You are not alone in this, and you're not the first to sit where you're sitting. The same guidelines that govern this care insist that owners deserve support and that grief deserves room, including referral to grief-support counselling when it helps (Bishop et al., 2016). Lean on your veterinary team, and on the people who have walked this before you, including, when you're ready, the community here. For now, the work in front of you is smaller and kinder than the fear makes it feel: keep counting those resting breaths, keep the air cool and the days calm, log the good and the hard so you can see the real shape of things, and keep your eye on the only target that matters now, which is good days, for as long as there are good days to be had.

References

  1. Bishop, G., Cooney, K., Cox, S., Downing, R., Mitchener, K., Shanan, A., Soares, N., Stevens, B., & Wynn, T. (2016). 2016 AAHA/IAAHPC End-of-Life Care Guidelines.
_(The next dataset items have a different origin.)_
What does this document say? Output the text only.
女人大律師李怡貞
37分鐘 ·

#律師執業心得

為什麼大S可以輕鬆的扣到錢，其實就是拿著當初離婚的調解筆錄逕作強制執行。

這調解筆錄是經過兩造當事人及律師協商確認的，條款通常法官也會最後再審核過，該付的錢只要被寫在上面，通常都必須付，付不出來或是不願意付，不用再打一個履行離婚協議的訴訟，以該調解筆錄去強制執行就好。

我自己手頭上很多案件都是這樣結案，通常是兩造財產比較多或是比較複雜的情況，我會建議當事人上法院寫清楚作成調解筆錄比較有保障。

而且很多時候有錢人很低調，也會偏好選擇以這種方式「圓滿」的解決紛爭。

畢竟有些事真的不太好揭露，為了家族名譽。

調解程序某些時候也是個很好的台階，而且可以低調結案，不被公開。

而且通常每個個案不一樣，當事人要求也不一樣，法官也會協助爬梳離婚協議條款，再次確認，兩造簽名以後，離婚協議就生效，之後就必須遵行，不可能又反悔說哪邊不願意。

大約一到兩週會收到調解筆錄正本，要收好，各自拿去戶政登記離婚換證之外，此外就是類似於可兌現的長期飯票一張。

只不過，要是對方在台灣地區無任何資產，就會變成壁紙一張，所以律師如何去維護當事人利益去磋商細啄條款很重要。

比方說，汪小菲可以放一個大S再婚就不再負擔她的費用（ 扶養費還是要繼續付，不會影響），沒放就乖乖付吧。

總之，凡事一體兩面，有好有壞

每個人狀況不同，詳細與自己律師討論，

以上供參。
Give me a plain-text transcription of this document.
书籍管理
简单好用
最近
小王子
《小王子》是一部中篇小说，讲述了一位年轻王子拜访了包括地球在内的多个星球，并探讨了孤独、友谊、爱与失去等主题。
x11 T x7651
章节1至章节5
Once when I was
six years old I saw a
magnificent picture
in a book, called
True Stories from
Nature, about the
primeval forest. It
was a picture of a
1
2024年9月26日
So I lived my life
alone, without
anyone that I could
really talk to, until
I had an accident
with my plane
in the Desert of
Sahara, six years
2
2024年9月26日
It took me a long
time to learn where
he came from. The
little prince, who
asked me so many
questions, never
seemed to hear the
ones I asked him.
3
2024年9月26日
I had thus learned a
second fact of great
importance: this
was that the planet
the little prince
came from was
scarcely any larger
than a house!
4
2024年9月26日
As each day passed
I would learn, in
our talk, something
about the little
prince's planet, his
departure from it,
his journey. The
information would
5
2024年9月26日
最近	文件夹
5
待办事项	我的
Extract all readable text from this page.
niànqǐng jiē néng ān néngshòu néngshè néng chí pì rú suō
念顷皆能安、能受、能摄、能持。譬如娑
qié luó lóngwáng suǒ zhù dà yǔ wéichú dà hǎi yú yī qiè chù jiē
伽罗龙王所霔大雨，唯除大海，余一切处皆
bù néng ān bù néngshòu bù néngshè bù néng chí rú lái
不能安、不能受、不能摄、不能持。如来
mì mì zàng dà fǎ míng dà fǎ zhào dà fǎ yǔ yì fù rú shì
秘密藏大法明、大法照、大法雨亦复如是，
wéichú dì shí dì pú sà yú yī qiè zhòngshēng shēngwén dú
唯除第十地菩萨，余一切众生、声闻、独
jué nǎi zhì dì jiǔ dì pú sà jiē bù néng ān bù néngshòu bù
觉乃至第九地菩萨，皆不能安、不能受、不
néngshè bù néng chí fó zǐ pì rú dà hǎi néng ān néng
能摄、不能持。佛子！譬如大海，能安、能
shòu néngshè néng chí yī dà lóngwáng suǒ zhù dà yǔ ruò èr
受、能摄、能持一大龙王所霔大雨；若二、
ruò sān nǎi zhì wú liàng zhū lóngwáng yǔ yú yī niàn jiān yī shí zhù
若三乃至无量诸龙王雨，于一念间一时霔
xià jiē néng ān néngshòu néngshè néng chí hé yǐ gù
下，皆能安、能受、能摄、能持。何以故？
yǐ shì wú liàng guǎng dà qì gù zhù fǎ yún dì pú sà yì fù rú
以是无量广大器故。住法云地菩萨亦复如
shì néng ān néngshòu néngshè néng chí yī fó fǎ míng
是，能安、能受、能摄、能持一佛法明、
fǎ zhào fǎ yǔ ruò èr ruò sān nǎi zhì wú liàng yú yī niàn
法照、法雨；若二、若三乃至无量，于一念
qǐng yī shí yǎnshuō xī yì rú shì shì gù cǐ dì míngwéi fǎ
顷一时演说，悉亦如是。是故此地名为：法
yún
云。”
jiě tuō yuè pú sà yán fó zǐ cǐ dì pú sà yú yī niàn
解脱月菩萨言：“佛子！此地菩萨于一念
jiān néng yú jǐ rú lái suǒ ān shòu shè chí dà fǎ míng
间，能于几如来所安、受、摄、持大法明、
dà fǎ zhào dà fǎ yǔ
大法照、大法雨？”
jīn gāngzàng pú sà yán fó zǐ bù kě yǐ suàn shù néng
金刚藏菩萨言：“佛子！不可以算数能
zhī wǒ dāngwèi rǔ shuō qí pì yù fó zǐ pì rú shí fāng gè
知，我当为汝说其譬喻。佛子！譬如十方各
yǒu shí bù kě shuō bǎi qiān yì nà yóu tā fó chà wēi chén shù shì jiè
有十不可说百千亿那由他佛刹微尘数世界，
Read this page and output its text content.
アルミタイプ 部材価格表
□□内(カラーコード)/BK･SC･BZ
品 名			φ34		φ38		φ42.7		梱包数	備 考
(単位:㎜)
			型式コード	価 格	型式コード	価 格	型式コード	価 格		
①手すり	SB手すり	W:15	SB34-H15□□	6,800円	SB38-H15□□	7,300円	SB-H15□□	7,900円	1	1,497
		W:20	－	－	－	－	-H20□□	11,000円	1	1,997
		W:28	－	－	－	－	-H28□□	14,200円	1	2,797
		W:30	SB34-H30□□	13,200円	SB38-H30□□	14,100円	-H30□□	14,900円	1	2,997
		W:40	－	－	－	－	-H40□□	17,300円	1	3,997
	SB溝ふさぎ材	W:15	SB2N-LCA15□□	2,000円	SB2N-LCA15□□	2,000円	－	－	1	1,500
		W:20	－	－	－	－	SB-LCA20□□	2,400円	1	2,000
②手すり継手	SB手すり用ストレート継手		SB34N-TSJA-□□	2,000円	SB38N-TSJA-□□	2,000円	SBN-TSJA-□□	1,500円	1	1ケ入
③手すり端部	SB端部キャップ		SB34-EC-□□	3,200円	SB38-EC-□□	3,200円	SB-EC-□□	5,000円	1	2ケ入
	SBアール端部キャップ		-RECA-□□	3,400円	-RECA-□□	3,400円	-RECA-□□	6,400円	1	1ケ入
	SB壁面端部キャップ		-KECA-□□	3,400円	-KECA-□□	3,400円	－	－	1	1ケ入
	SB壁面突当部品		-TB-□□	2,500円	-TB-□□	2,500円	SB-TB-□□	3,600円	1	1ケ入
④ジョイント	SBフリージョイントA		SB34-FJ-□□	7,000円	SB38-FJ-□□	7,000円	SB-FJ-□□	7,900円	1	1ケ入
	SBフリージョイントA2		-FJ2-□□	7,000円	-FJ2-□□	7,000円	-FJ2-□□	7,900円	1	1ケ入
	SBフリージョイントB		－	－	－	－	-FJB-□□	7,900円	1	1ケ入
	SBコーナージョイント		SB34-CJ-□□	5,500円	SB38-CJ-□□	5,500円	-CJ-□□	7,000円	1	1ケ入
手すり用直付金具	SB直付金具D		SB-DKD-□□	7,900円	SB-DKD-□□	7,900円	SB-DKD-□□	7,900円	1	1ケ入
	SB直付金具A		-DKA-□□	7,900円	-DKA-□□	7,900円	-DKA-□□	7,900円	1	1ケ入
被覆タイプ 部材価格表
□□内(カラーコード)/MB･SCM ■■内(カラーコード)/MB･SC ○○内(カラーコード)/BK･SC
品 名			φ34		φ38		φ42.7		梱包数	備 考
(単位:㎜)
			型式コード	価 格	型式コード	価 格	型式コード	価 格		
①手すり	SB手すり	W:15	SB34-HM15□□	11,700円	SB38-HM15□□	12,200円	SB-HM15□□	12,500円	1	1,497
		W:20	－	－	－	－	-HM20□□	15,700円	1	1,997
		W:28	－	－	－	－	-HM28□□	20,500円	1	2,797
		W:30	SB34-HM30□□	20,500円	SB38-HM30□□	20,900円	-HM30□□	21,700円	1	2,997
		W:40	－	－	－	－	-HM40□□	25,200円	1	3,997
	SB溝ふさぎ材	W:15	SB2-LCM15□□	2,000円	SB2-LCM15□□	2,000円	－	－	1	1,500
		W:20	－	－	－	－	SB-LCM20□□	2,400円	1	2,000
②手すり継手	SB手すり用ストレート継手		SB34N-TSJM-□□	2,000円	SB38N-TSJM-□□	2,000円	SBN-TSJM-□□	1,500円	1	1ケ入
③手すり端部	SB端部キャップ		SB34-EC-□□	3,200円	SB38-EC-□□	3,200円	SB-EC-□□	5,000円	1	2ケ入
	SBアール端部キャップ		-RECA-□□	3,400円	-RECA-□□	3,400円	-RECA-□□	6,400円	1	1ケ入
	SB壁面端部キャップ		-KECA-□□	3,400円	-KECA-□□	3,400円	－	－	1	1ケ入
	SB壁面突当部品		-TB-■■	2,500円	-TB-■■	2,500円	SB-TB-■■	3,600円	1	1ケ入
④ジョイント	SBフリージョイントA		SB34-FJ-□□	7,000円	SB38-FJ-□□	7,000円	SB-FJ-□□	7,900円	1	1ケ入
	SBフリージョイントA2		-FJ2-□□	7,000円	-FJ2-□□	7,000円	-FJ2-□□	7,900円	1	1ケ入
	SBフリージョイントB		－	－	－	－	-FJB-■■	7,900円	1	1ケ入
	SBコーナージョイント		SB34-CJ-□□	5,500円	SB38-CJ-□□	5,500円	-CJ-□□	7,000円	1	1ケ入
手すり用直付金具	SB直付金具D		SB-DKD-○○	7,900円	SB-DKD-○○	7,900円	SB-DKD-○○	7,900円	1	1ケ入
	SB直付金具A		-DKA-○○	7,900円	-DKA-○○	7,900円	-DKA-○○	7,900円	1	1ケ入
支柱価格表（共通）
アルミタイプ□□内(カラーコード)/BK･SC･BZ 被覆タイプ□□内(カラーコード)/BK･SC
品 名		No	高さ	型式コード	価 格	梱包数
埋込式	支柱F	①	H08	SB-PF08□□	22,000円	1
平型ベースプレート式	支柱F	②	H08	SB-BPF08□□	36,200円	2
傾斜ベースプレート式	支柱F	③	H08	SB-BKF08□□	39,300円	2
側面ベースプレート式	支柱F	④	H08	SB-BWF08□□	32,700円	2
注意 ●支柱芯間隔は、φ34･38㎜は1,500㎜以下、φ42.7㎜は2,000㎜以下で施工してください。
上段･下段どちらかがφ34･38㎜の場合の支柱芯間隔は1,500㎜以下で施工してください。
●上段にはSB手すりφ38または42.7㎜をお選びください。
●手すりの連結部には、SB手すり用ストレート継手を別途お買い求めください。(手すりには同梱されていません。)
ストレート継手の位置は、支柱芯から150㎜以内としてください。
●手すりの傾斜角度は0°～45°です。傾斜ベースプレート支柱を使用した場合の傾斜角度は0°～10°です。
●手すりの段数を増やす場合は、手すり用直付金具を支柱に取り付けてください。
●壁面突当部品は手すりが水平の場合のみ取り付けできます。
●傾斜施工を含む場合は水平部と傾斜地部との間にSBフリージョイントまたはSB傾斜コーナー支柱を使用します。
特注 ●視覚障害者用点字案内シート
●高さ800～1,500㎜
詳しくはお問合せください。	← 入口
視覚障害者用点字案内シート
Journal of the American Animal Hospital Association, 52(6), 341–356.
  2. Corcoran, B. M. (n.d.). Canine Pulmonary Fibrosis ("Westie Lung Disease"). University of Edinburgh Westie Lung Disease resource.
  3. Fulmer, A. E., Laven, L. J., & Hill, K. E. (2022). Quality of Life Measurement in Dogs and Cats: A Scoping Review of Generic Tools. Animals, 12(3), 400.
  4. International Association for Animal Hospice and Palliative Care (IAAHPC). (n.d.). Animal Hospice and Palliative Care Guidelines.
  5. Lam, W. W. T., Fielding, R., & Choi, L. Y. (2023). Optimizing palliative care and support for pets: perspectives of the pet-parent and the veterinarian. Frontiers in Veterinary Science, 10, 1162269.
  6. MSD Veterinary Manual. (2023). Clinical Signs of Respiratory Disease in Animals. Merck & Co.
  7. Porciello, F., Rishniw, M., Ljungvall, I., Ferasin, L., Häggström, J., & Ohad, D. G. (2016). Sleeping and resting respiratory rates in dogs and cats with medically-controlled left-sided congestive heart failure. The Veterinary Journal, 207, 164–168.
  8. Stanley, B. J. (2010). Geriatric Onset Laryngeal Paralysis Polyneuropathy (GOLPP): Client Handout. Michigan State University College of Veterinary Medicine.
  9. Testoni, I., De Vincenzo, C., Campigli, M., Bonfor, S., Marchica, B., & Zamperini, A. (2023). Validation of the HHHHHMM Scale in the Italian Context: Assessing Pets' Quality of Life and Qualitatively Exploring Owners' Grief. Animals, 13(6), 1049.
  10. Villalobos, A. E. (2019). Quality of Life Scale for Aging and Ailing Pets. AWI Quarterly (Animal Welfare Institute), Summer 2019.